Flink stream python

classic Classic list List threaded Threaded
3 messages Options
Reply | Threaded
Open this post in threaded view
|

Flink stream python

Milan Simaković

Hello everyone,

I would appreciate if someone could please clarify me several things regarding Flink.

 

Flink 1.10

 

I’m trying to develop PYTHON stream application using pyflink-stream. I managed successfully to run wordcount.py (in attachment). Now, I would like to go one step further and to use other sources such are Twitter API, Kafka topics or socket. However, unfortunately I did not succeed.

  1. Didn’t manage to find any connectors on python docs https://ci.apache.org/projects/flink/flink-docs-master/api/python/pyflink.datastream.html
  2. I tried to import org.apache.flink.streaming.connectors.twitter.TwitterSource, but got an error “ImportError: No module named connectors”
  3. I developed by myself twitter connector (pure python) but realized that it doesn’t have sense to use it because it cannot be distributed in a way it would be with flink.

 

Could you please help me with uncertainties that I have to Flink? I would mean very much to me better understanding flink.

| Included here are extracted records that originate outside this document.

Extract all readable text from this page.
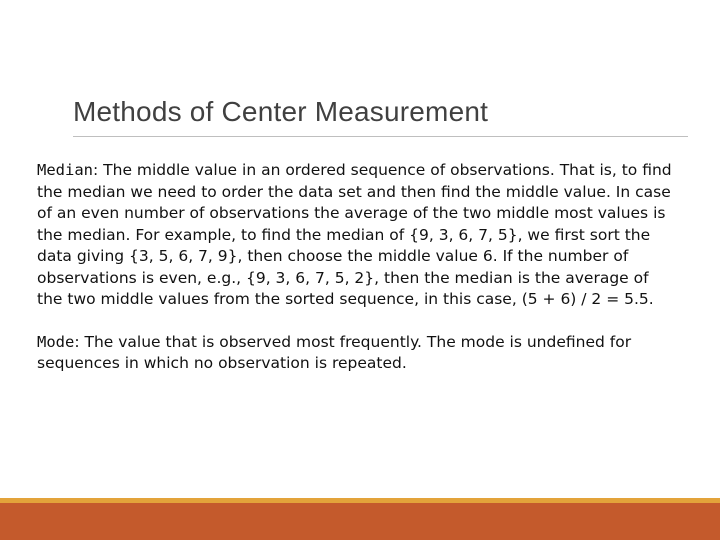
Methods of Center Measurement

Median: The middle value in an ordered sequence of observations. That is, to find the median we need to order the data set and then find the middle value. In case of an even number of observations the average of the two middle most values is the median. For example, to find the median of {9, 3, 6, 7, 5}, we first sort the data giving {3, 5, 6, 7, 9}, then choose the middle value 6. If the number of observations is even, e.g., {9, 3, 6, 7, 5, 2}, then the median is the average of the two middle values from the sorted sequence, in this case, (5 + 6) / 2 = 5.5.

Mode: The value that is observed most frequently. The mode is undefined for sequences in which no observation is repeated.
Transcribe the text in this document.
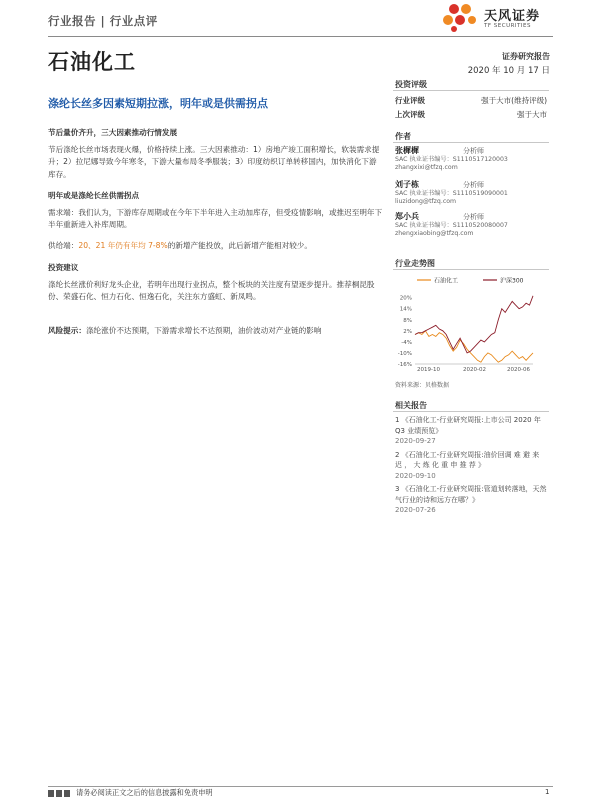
行业报告 | 行业点评	天风证券
TF SECURITIES
石油化工	证券研究报告
2020 年 10 月 17 日
涤纶长丝多因素短期拉涨，明年或是供需拐点

节后量价齐升，三大因素推动行情发展

节后涤纶长丝市场表现火爆，价格持续上涨。三大因素推动：1）房地产竣工面积增长，软装需求提升；2）拉尼娜导致今年寒冬，下游大量布局冬季服装；3）印度纺织订单转移国内，加快消化下游库存。

明年或是涤纶长丝供需拐点

需求端：我们认为，下游库存周期或在今年下半年进入主动加库存，但受疫情影响，或推迟至明年下半年重新进入补库周期。

供给端：20、21 年仍有年均 7-8%的新增产能投放，此后新增产能相对较少。

投资建议

涤纶长丝涨价利好龙头企业，若明年出现行业拐点，整个板块的关注度有望逐步提升。推荐桐昆股份、荣盛石化、恒力石化、恒逸石化，关注东方盛虹、新凤鸣。

风险提示：涤纶涨价不达预期，下游需求增长不达预期，油价波动对产业链的影响

投资评级
行业评级	强于大市(维持评级)
上次评级	强于大市
作者
张樨樨	分析师
SAC 执业证书编号：S1110517120003
zhangxixi@tfzq.com
刘子栋	分析师
SAC 执业证书编号：S1110519090001
liuzidong@tfzq.com
郑小兵	分析师
SAC 执业证书编号：S1110520080007
zhengxiaobing@tfzq.com
行业走势图
石油化工	沪深300
20%
14%
8%
2%
-4%
-10%
-16%
2019-10	2020-02	2020-06
资料来源：贝格数据
相关报告
1 《石油化工-行业研究周报:上市公司 2020 年 Q3 业绩预览》
2020-09-27
2 《石油化工-行业研究周报:油价回调 难 避 来 迟 ， 大 炼 化 重 申 推 荐 》
2020-09-10
3 《石油化工-行业研究周报:管道划转落地，天然气行业的诗和远方在哪？》
2020-07-26
请务必阅读正文之后的信息披露和免责申明	1
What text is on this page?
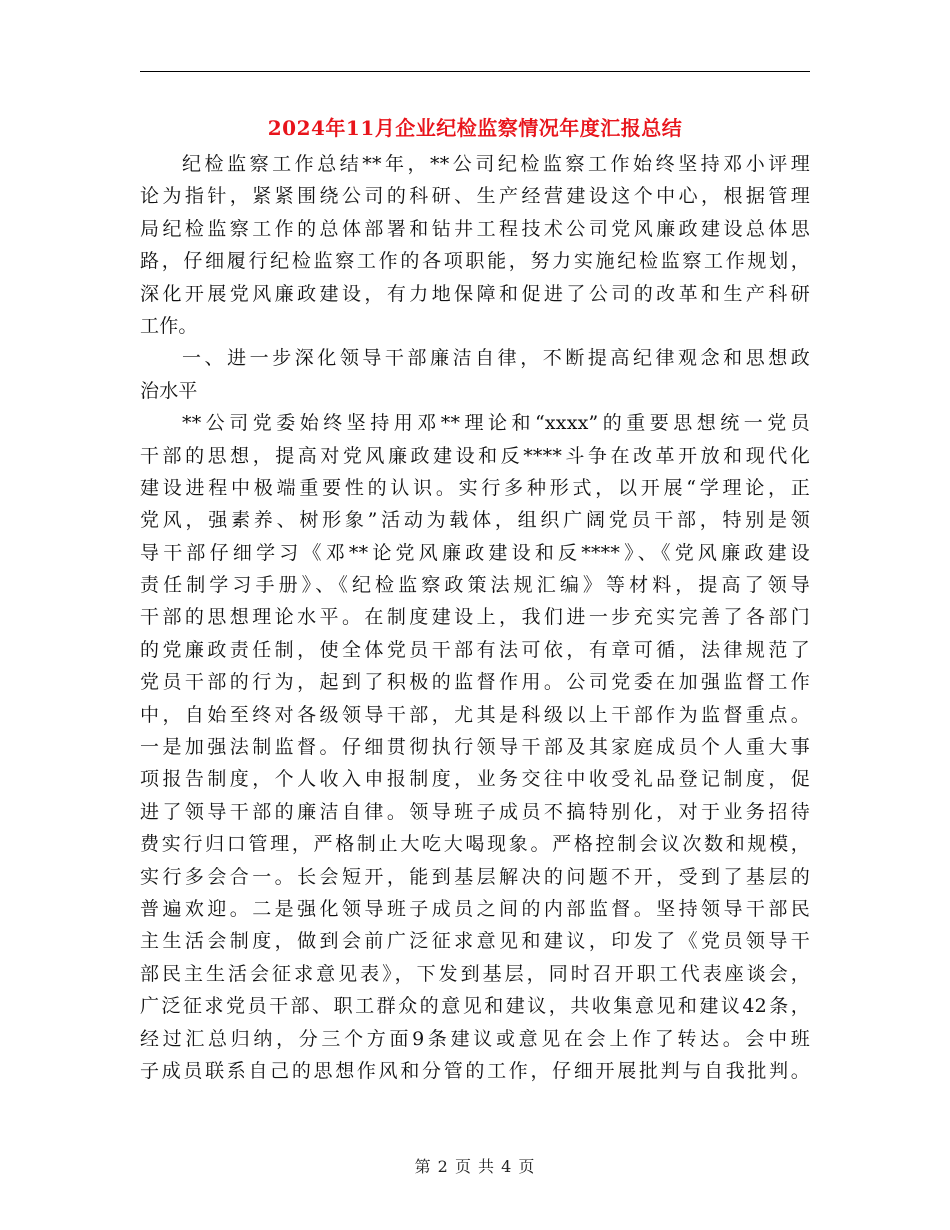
2024年11月企业纪检监察情况年度汇报总结
纪检监察工作总结**年，**公司纪检监察工作始终坚持邓小评理
论为指针，紧紧围绕公司的科研、生产经营建设这个中心，根据管理
局纪检监察工作的总体部署和钻井工程技术公司党风廉政建设总体思
路，仔细履行纪检监察工作的各项职能，努力实施纪检监察工作规划，
深化开展党风廉政建设，有力地保障和促进了公司的改革和生产科研
工作。
一、进一步深化领导干部廉洁自律，不断提高纪律观念和思想政
治水平
**公司党委始终坚持用邓**理论和“xxxx”的重要思想统一党员
干部的思想，提高对党风廉政建设和反****斗争在改革开放和现代化
建设进程中极端重要性的认识。实行多种形式，以开展“学理论，正
党风，强素养、树形象”活动为载体，组织广阔党员干部，特别是领
导干部仔细学习《邓**论党风廉政建设和反****》、《党风廉政建设
责任制学习手册》、《纪检监察政策法规汇编》等材料，提高了领导
干部的思想理论水平。在制度建设上，我们进一步充实完善了各部门
的党廉政责任制，使全体党员干部有法可依，有章可循，法律规范了
党员干部的行为，起到了积极的监督作用。公司党委在加强监督工作
中，自始至终对各级领导干部，尤其是科级以上干部作为监督重点。
一是加强法制监督。仔细贯彻执行领导干部及其家庭成员个人重大事
项报告制度，个人收入申报制度，业务交往中收受礼品登记制度，促
进了领导干部的廉洁自律。领导班子成员不搞特别化，对于业务招待
费实行归口管理，严格制止大吃大喝现象。严格控制会议次数和规模，
实行多会合一。长会短开，能到基层解决的问题不开，受到了基层的
普遍欢迎。二是强化领导班子成员之间的内部监督。坚持领导干部民
主生活会制度，做到会前广泛征求意见和建议，印发了《党员领导干
部民主生活会征求意见表》，下发到基层，同时召开职工代表座谈会，
广泛征求党员干部、职工群众的意见和建议，共收集意见和建议42条，
经过汇总归纳，分三个方面9条建议或意见在会上作了转达。会中班
子成员联系自己的思想作风和分管的工作，仔细开展批判与自我批判。
第 2 页 共 4 页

  • Does flink support any other stream connectors except the one from example?
  • Could I use libraries from JAVA source code (org.apache…) when writing python program?
  • How can I efficiently what libraries are available for python hence I didn’t manage to find from python flink docs? Or can someone give me a hint how can I browse better through docs?
  • Could someone share with me examples in python or Scala. I’ve already examined all available on the internet.
  • What is you plan with flink and python in general? Do you plan to catch up python with java and scala?

 

Thanks,

Milan S.

Reply | Threaded
Open this post in threaded view
|

Re: Flink stream python

Till Rohrmann
Hi Milan,

I can only give you some high level answers because I'm not actively
involved in the development of Flink's Python support. But I've cc'ed
Jincheng who is driving this effort and can give you more detailed answers.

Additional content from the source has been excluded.